We’re ensuring our teams maintain high hygiene standards, following all infection control protocols including: hand sanitisation before and after contact with our patients; following cough etiquette by maintaining the 1.5 metre rule of distance, except when carrying out an essential medical procedure (such as taking blood); and washing down all surfaces between patients with disinfectants.

Our staff will be avoiding direct physical contact with patients such as handshakes.  We do appreciate how hard this is, not to be able to have the warmth of physical support when you are going through the emotional journey of IVF but it is important for your safety.

For safety reasons, we have closed our breakfast bar and withdrawn the magazines from our waiting rooms. If any patient or visitor presents as unwell, with fever, or with flu-like symptoms, they will be provided with a face mask, hand sanitiser and moved away from other patients.

We are here to support you during your fertility care. Please continue to visit our website for the most up to date advice before you attend the clinic.

What is Coronavirus (COVID-19)?

Coronavirus (COVID-19) is a respiratory illness caused by a new virus. Symptoms range from a mild cough to pneumonia. Some people recover easily, others may get very sick very quickly. There is evidence that it spreads from person to person. Good hygiene can prevent infection.

Symptoms of coronavirus

It can take up to 14 days for symptoms of coronavirus to appear.

The symptoms of coronavirus are:

  • a fever (temperature above normal); cough; shortness of breath; breathing difficulties.
  • If you have these symptoms; or have travelled overseas in the last 2 weeks and/or been in contact with anyone who has been diagnosed with COVID-19 in the last 2 weeks or is suspected of having COVID -19 you may be at risk.

Here are some steps to protect yourself from COVID-19

Clean your hands regularly

  • after coughing or sneezing
  • after toilet use
  • before eating
  • before and after preparing food
  • if you are in contact with a sick person, especially those with respiratory symptoms
  • if your hands are dirty

Cough or sneeze into your elbow or a tissue and dispose of the tissue appropriately and wash your hands.

  • Clean and disinfect frequently touched objects and surfaces.

Importantly – stay at home if you’re feeling unwell and call the clinic.

Avoid

  • Avoid touching your eyes, nose or mouth if your hands are not clean.
  • Avoid shaking hands, hugging or kissing upon greeting colleagues, friends or family.

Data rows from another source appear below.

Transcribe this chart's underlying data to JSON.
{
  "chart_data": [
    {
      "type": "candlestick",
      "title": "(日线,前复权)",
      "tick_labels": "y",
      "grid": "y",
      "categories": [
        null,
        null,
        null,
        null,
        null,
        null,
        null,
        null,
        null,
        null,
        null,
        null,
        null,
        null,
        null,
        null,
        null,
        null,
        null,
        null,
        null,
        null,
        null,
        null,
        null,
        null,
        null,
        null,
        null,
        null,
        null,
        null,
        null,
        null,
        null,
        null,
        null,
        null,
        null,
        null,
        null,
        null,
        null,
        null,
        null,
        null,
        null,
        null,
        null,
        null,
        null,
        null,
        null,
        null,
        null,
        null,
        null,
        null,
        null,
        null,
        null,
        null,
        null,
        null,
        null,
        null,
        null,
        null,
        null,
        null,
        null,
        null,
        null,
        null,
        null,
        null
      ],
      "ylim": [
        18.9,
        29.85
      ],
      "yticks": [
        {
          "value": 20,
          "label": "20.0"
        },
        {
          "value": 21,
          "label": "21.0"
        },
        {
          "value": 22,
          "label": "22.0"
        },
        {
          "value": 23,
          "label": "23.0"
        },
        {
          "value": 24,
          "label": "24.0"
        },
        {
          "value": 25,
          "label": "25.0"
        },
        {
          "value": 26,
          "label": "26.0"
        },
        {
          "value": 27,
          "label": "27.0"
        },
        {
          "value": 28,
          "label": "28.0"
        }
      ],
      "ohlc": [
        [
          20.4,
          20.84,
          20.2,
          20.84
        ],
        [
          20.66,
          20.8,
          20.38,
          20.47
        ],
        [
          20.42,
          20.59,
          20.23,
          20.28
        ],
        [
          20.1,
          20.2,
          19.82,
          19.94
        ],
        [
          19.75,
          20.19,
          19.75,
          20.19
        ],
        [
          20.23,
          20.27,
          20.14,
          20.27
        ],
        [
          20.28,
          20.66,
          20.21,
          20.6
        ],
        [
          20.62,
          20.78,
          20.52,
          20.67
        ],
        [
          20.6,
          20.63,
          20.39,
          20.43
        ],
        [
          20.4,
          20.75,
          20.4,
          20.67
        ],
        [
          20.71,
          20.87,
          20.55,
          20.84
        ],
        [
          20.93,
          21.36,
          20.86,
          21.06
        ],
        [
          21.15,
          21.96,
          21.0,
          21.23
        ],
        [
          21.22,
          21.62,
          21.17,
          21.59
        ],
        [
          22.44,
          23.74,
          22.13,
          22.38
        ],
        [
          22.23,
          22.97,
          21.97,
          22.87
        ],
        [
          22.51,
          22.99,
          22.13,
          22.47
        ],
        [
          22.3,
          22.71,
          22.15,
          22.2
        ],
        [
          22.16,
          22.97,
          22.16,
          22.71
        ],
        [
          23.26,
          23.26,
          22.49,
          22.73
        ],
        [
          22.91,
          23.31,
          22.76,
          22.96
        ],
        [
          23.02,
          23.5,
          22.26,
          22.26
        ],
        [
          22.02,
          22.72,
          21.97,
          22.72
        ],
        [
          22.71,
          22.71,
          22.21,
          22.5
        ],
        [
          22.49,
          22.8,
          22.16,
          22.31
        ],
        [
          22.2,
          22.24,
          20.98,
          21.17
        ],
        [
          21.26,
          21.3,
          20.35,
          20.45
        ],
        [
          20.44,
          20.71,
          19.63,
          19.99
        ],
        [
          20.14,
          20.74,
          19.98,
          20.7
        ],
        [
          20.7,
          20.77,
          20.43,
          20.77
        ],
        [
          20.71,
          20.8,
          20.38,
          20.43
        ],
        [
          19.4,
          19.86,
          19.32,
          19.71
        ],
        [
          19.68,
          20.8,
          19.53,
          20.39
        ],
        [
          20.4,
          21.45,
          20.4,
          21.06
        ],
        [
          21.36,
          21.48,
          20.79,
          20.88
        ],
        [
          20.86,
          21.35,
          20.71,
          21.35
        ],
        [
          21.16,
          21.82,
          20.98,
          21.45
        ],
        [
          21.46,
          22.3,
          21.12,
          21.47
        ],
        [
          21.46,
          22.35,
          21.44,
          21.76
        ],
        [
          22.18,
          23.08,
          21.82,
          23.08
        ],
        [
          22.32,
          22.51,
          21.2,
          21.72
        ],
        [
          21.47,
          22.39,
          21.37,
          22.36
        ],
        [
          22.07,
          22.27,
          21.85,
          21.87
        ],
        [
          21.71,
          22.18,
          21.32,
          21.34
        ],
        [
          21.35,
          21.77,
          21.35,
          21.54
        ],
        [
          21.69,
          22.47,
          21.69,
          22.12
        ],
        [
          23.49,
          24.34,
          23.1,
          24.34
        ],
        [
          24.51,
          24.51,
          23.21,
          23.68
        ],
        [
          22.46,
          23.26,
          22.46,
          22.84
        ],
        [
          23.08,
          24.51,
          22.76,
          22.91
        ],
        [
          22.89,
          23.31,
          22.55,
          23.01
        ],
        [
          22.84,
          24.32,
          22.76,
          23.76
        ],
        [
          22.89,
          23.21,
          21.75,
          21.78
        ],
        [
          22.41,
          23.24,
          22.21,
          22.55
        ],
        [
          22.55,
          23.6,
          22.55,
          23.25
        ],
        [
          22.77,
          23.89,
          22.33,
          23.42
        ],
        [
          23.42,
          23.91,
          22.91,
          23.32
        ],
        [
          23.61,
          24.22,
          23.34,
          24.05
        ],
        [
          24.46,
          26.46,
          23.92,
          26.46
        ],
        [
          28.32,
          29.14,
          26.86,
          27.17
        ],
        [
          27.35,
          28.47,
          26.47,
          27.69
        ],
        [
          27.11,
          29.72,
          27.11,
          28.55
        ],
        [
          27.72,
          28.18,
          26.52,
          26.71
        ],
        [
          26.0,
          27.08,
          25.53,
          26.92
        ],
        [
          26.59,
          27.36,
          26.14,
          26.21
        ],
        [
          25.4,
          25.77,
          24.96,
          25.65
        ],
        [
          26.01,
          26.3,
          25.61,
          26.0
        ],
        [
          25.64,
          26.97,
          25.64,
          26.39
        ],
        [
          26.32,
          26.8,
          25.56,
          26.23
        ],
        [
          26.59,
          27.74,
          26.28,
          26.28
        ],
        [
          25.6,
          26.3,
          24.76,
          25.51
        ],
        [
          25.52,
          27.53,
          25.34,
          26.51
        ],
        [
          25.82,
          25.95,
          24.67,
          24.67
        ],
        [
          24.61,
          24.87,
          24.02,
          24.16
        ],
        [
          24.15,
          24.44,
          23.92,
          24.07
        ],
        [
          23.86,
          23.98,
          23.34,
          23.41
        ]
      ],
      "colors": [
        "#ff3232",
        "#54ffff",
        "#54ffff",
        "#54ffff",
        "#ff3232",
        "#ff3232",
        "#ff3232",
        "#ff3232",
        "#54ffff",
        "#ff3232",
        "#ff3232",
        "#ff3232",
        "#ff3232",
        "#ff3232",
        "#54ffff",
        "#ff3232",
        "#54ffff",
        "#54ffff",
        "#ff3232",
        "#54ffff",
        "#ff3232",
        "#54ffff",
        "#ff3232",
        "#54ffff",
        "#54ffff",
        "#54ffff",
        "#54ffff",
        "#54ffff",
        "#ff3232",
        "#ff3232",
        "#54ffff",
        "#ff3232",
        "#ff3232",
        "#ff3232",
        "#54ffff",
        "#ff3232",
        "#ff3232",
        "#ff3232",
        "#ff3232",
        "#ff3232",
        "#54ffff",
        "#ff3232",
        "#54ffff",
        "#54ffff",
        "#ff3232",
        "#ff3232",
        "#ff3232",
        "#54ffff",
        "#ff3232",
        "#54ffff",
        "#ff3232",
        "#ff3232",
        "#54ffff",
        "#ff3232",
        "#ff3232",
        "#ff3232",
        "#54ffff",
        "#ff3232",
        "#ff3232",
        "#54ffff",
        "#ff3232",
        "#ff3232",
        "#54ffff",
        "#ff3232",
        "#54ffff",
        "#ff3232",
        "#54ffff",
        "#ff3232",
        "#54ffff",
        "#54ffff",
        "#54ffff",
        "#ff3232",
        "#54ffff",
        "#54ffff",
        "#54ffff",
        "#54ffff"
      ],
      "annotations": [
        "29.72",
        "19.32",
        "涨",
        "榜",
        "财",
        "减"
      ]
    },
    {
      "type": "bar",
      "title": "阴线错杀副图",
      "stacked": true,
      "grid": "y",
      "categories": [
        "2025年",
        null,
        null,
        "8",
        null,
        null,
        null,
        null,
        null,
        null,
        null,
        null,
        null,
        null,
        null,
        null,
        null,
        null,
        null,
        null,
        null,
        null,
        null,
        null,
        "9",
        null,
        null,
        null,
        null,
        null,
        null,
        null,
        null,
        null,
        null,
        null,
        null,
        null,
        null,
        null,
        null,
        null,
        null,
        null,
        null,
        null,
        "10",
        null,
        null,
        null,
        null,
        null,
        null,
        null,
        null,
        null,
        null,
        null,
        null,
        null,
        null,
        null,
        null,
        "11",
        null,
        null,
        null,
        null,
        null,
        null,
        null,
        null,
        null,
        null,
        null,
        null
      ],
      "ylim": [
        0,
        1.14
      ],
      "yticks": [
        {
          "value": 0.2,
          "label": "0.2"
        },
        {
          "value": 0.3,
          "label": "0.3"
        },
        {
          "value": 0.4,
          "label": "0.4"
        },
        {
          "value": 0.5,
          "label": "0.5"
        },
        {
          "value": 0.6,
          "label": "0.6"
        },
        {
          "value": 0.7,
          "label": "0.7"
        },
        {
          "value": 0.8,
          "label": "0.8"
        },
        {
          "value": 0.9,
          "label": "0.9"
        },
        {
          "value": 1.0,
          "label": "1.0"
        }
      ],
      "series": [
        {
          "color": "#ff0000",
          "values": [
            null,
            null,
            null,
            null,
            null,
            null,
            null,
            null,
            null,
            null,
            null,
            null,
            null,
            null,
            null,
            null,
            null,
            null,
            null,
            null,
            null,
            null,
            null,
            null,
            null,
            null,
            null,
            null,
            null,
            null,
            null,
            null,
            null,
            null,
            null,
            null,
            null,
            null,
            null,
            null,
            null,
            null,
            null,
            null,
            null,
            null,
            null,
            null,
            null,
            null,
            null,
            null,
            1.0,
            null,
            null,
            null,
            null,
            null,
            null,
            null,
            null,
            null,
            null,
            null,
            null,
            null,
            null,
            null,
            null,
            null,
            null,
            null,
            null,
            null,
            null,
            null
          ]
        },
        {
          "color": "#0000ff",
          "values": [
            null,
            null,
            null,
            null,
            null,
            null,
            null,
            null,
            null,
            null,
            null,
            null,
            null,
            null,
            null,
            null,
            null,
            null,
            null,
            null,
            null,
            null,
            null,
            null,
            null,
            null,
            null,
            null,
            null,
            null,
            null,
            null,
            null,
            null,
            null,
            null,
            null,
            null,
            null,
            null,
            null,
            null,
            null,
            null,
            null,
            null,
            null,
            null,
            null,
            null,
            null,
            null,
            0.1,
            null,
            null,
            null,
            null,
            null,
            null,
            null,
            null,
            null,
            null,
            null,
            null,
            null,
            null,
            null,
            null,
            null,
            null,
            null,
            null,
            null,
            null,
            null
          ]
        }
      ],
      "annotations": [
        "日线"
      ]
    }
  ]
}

Anyone who knows they have been in close contact with a confirmed case in the last 14 days and has symptoms (cough, shortness of breath, fever) should:

  • isolate themselves from other people - this means going into a different, well-ventilated room, with a phone,
  • call their GP, or emergency department.

Close contact is defined as requiring:

  • greater than 15 minutes face-to-face contact in any setting with a confirmed case in the period extending from 24 hours before onset of symptoms in the confirmed case, or
  • sharing of a closed space with a confirmed case for a prolonged period (e.g. more than 2 hours) in the period extending from 24 hours before onset of symptoms in the confirmed case.

Read a step-by-step guide on cough etiquette and how to properly wash your hands and avoid infection.

When you may need to be tested for coronavirus

If your doctor thinks that you need a test for coronavirus, they will tell you where the test will be done. They will also tell you when to expect your results.

How coronavirus is spread?

Coronavirus is spread in sneeze or cough droplets. You could get the virus if you:

  • come into close contact with someone who has the virus and is coughing or sneezing;
  • touch surfaces that someone who has the virus has coughed or sneezed on;
  • emerging evidence of faecal-oral transmission of the virus suggests everyone should close toilet seats before flushing.